There’s also the element of animation, which is always fun. Elaborate stuff can be pricey, but as a designer I can create simple animation that’s effective and value for money.

M: So what can illustration do for a charity brand that other types of imagery can’t?

E: As we’ve talked about, it’s really cost-effective, super flexible and engaging. And it can really seal the deal when it comes to expressing the voice and the personality of the brand.

But beyond that, illustration can be really inclusive.

Stock photography is getting so much better, but it’s not always authentic and reflective of a charity’s community. For example, a disabled person is usually represented by someone sad sitting in a wheelchair, and older people are either infirm or pretty cheesy – I mean a lot of over 60s are still working, not all retired running down a beach towards a sunset! And don’t even get me started on ethnicity in stock photography.

Using illustration, anyone and everyone across a diverse audience can be included and properly represented. Working with a client we can help ‘show’ people way they really want to be seen. Or we can take the option of representing people in a different way that doesn’t alienate them, like the Headspace example: It’s a character, it’s everyone and no one all at the time.

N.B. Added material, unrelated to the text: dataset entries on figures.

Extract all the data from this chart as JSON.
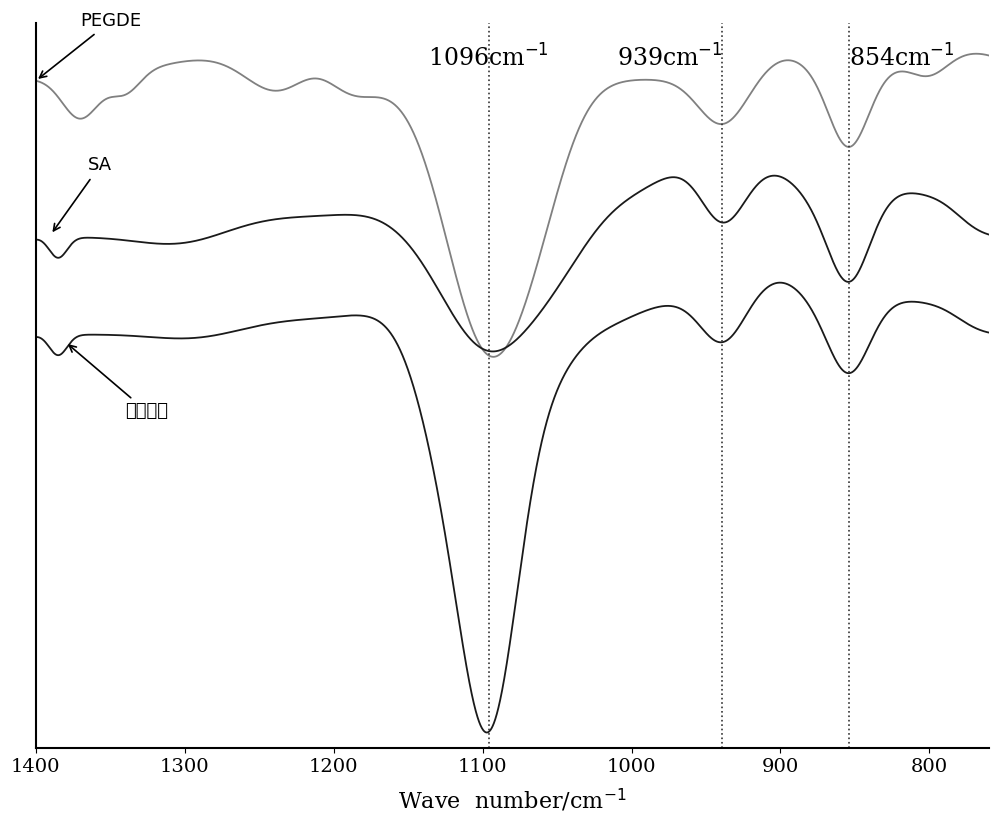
{
  "xlim": [
    1400,
    760
  ],
  "xticks": [
    1400,
    1300,
    1200,
    1100,
    1000,
    900,
    800
  ],
  "xlabel": "Wave  number/cm⁻¹",
  "vlines": [
    1096,
    939,
    854
  ],
  "vline_color": "#444444",
  "pegde_color": "#808080",
  "sa_color": "#1a1a1a",
  "fiber_color": "#1a1a1a",
  "background": "#ffffff",
  "fig_width": 10.0,
  "fig_height": 8.25,
  "annotation_fontsize": 17,
  "label_fontsize": 13,
  "tick_fontsize": 14,
  "xlabel_fontsize": 16
}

M: What one piece of advice would you give any charity thinking about how to incorporate illustration in their brand’s communications?

E: You don’t have to choose between illustration or photography. It can be part of your toolkit, but not necessarily used in every piece of comms or for every message. Use it alongside photos. Try to get a style which is truly ‘yours’ and matches your personality.

M: Where can we see your work? Any favourite illustration projects that you’ve worked on?

E: I’m super proud of the Birmingham Dogs Home 130th birthday illustration. It’s a simple doodle style which is warm, fun and friendly, plus it’s been really flexible. The client totally ran with the idea and it’s been brought to life in so many wonderful ways – dog bandanas being my favourite! Seeing a dog wearing my work is a career highlight! This year they’re having gift wrap and gift tags printed, which is a super cool and unique way for a charity brand to apply illustration.

M: Are there any particular illustrators or styles that really inspire you personally?

E: Old school, I’ve always loved Gerald Scarfe, I think he has such energy and texture in his illustrations.

More recently, Ruby Taylor and Gemma Correll. I love the fact they are illustrations of all those mad thoughts that can go through your brain in a day!

M: And if you could illustrate any book you’ve read, what would it be?

E: To Kill a Mockingbird. I like the idea of drawing the plants they talk about, but then I’m not sure I could do it justice… and it’s very long! I love the little illustrations you get in publications like the New Yorker. I much prefer being able to concentrate on one thing, rather than feeling the overwhelming pressure to illustrate a whole book!

M: Finally, when you’re not working, what’s your favourite thing to draw?

E: Plants! Especially flowers. I love drawing them and always have – I was obsessed with Georgia O’Keeffe when I was younger and I think it might have started there. She’s one badass woman too, so I recommend people go check her out along with her work. I think nature is amazing, so capturing it and studying it is a good use of your time.